Segunda-feira, 11 de setembro de 2023. Ontem, domingo dia 10 foi o dia Mundial da Prevenção do Suicídio, celebrado no âmbito da campanha Setembro Amarelo. Todos os dias três pessoas põem termo à sua vida em Portugal.


Suicídio - morte causada por auto lesão com a intenção de morrer. Ocorre em diferentes culturas e categorias etárias. Cerca de 800.000 pessoas em todo o mundo morrem de suicídio todos os anos, constituindo 1,3% das mortes a nível mundial. As perturbações psiquiátricas são um factor de risco importante para o suicídio e a prevenção do suicídio é uma questão especialmente relevante em contextos psiquiátricos.


Nas pessoas autistas. as perturbações psiquiátricas são altamente prevalentes e as estimativas de prevalência do autismo em populações psiquiátricas publicadas nos últimos 10 anos variam entre 2,5 e 20%. O suicídio e o comportamento suicidário são mais comuns na população psiquiátrica do que na população geral. Os factores de risco comuns para o suicídio entre os doentes psiquiátricos são a história prévia de tentativas de suicídio, sentimentos de desespero, impulsividade e agressividade, experiências adversas na infância, psicopatologia grave e perturbações físicas/somáticas.


Um estudo recente relatou taxas elevadas de ideação suicida em jovens adultos autistas (18-25 anos de idade) que recorriam aos serviços de urgência em contexto hospitalar, em comparação com jovens adultos sem autismo, com base em dados de registo. Outro estudo recente, utilizando dados de fichas clínicas, relatou que pensamentos e comportamentos suicidas são comuns entre adultos autistas que se apresentam em serviços de urgência psiquiátricos, embora as questões relacionadas com o suicídio nem sempre tenham sido o motivo da apresentação.
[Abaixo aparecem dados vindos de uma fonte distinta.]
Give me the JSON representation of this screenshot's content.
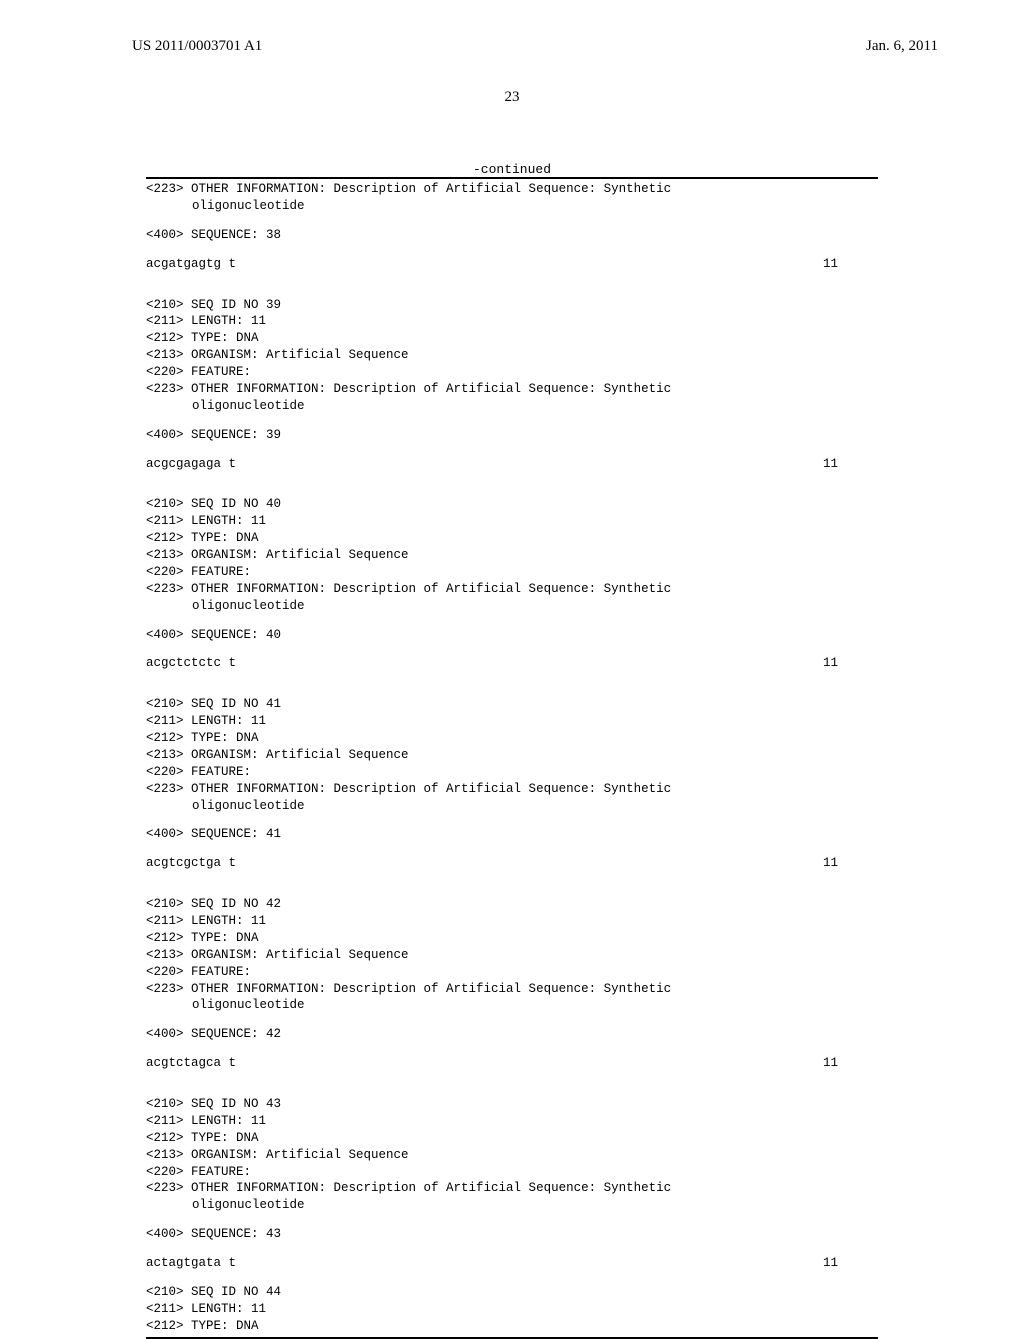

Os factores de risco para o suicídio e comportamento suicidário nas pessoas autistas adultas parecem ser semelhantes aos factores de risco nos adultos sem autismo, embora alguns factores tenham sido sugeridos como especialmente importantes e/ou específicos dos adultos autistas. O autismo, por si só, tem sido proposto como um factor de risco para o comportamento suicida, mediado por sintomas depressivos, qualidade e frequência da interação social e habilitações literárias. A ruminação depressiva e a baixa autoestima, o isolamento social, a depressão e a alexitimia, o grau de doenças psiquiátricas concomitantes e o sexo feminino têm sido referidos como factores de risco para comportamentos suicidas em adultos autistas. As necessidades de apoio não satisfeitas, a camuflagem e a automutilação não-suicida foram relatadas como factores preditivos de resultados mais elevados em escalas de autoavaliação da suicidalidade em adultos autistas. A auto-mutilação não suicida foi relatada como preditora tanto da ocorrência de tentativas de suicídio como de tentativas de suicídio mais numerosas em adultos autistas, que, em comparação com adultos sem autismo, também foram sugeridos como relatando um medo reduzido da morte e mais ensaio mental de suicídio, que por sua vez foi um factor mediador para tentativas de suicídio ao longo da vida.


É fundamental falar das sus necessidades e dificuldades, partilhar com outros o seu sofrimento e pedir ajuda aos profissionais de saúde, assim como usar as linhas de apoio telefónico existentes e disponibilizadas para o efeito. Contudo, todos estes comportamentos, que já em si são difíceis na pessoa com ideação suicida e em grande sofrimento psicológico. Acresce ainda todo um conjunto maior de dificuldades diversas na pessoa autista e com ideação suicida.